3) Thermal Mass - This is simply the mass of material that can absorb the thermal energy, but once the whole item has warmed up, its ability to keep an emitter cool will diminish. So thermal mass is only a Buffer to extend the time taken to heat up.

Flashlights are Commonly designed with some thought on 1 and 3, but most fail very miserably on 2, simply because it is overseen, or is not considered important or aesthetic. A lack of incorporation of 2, simply means the heat cannot leave the flashlight very fast, and this creates the problem of limited runtimes on high output. This is a compromise that is somewhat acceptable in flashlights, think of the 500 lumen turbo mode on a CR123 XM-L, limited to a couple minutes before the thermal buffer is expired, and insufficient surface area to maintain the required thermal dissipation.

The only flashlight that comes to mind now is the X6, with a body that is Only heatsink. That torch was possibly designed with the idea of running much longer runs at full output with 6 XM-Ls, and they achieve that by providing Significant surface area to Maintain a continuous thermal dissipation that can keep up with all those emitters.

How important is it to have a dark finish?

On my modded Sipik 58, I stripped off the black Type II anodizing, so the finish is now just bare polished aluminum.

I gather this means the light might not radiate heat as well as if I'd left it anodized. How much of a difference does it make? Will any reduction in heat emission be countered by better conduction of heat to my hand since I usually run the light handheld rather than tailstanding?

Shiny metal is very poor at emitting heat. If you have an infrared thermometer, you have to put a piece of masking tape or similar on the shiny metal, to read the temperature of the object (the tape will come to the surface temp. of the metal by conduction quickly).

Whether the black stuff on the flashlight was high or low emissivity, you only can tell by using an IR thermometer to compare.

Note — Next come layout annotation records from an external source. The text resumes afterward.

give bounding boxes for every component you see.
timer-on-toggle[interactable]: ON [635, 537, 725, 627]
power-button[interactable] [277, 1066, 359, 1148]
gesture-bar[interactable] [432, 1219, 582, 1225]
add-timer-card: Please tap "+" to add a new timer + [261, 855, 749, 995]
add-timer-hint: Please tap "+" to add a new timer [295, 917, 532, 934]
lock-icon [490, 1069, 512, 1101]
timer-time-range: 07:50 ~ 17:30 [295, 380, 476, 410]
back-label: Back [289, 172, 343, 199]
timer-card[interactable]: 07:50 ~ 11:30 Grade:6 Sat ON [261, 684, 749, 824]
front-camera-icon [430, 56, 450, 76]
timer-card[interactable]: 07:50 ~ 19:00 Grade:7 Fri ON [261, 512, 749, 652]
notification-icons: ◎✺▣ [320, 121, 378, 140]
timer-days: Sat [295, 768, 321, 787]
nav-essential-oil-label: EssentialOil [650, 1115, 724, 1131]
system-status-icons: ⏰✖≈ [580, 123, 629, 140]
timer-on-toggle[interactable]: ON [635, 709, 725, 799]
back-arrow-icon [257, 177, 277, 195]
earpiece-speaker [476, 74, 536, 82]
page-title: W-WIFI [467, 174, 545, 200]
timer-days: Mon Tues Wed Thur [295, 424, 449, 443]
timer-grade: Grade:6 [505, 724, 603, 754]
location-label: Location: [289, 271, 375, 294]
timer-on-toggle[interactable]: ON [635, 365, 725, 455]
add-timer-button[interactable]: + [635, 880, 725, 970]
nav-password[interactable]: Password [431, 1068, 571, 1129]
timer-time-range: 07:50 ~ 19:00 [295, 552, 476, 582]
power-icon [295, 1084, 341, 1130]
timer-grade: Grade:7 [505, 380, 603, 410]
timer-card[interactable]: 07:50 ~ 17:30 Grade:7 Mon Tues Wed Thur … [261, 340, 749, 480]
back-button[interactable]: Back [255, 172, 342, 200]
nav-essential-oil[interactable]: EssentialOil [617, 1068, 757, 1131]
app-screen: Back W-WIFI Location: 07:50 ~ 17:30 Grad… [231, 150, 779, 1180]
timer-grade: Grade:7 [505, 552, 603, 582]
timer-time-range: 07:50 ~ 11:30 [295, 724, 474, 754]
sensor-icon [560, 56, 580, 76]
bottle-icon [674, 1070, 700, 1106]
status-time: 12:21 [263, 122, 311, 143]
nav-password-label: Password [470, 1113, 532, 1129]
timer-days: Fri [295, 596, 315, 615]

(similarly some black roof shingles don't emit infrared well, and some white ones do -- emissivity (emitting heat) isn't the same as reflectivity)

Look at any cartoon raygun and you'll see how a flashlight should be designed to get rid of waste heat.

I'm hoping we see these kinds of cooling hardware start to be modified for flashlight use.

http://www.diytrade.com/china/pd/7523520/5W_Spotlight.html

http://www.diytrade.com/china/pd/7512109/10W_Bulb_cooling_fins.html

(Notice most of these do look like shiny metal -- one would hope they're anodized or painted with a high emissivity coating. A coat of paint is all it takes, as long as the paint has a high emissivity. If they're polished bright and shiny for marketing purposes, they're as inefficient as they could possibly be!

(similarly some black roof shingles don't emit infrared well, and some white ones do -- emissivity (emitting heat) isn't the same as reflectivity)

Exactly the kind of stuff I was hoping to see. Things I didn't know. One thing I have been surprised to learn is how little total mass you need if the thermal path is very good. That is,1/8"of copper behind the leds and good solid contact with the emmissive surface is adequate for bike lights and dive lights where you have either good airflow or an ocean sized ambient. I often use 3/4"-1" copper caps with a second layer of copper added to increase thickness and found this sufficient when connected through the body of the light to more copper outside. I do not "fill up" the caps. They remain hollow. Pills made up of concentric cylinders of pipe I often make with extra layers more as a construction aid than need for mass. I look at the whole assembly and try to eliminate any bottlenecks. For hand held lights a larger mass is probably necessary as a buffer.

As more powerfull leds are produced(sst90 et al) the need for good heat sink design becomes more relevant. Cree is now producing higher voltage leds which run at correspondingly lower currents that should help here.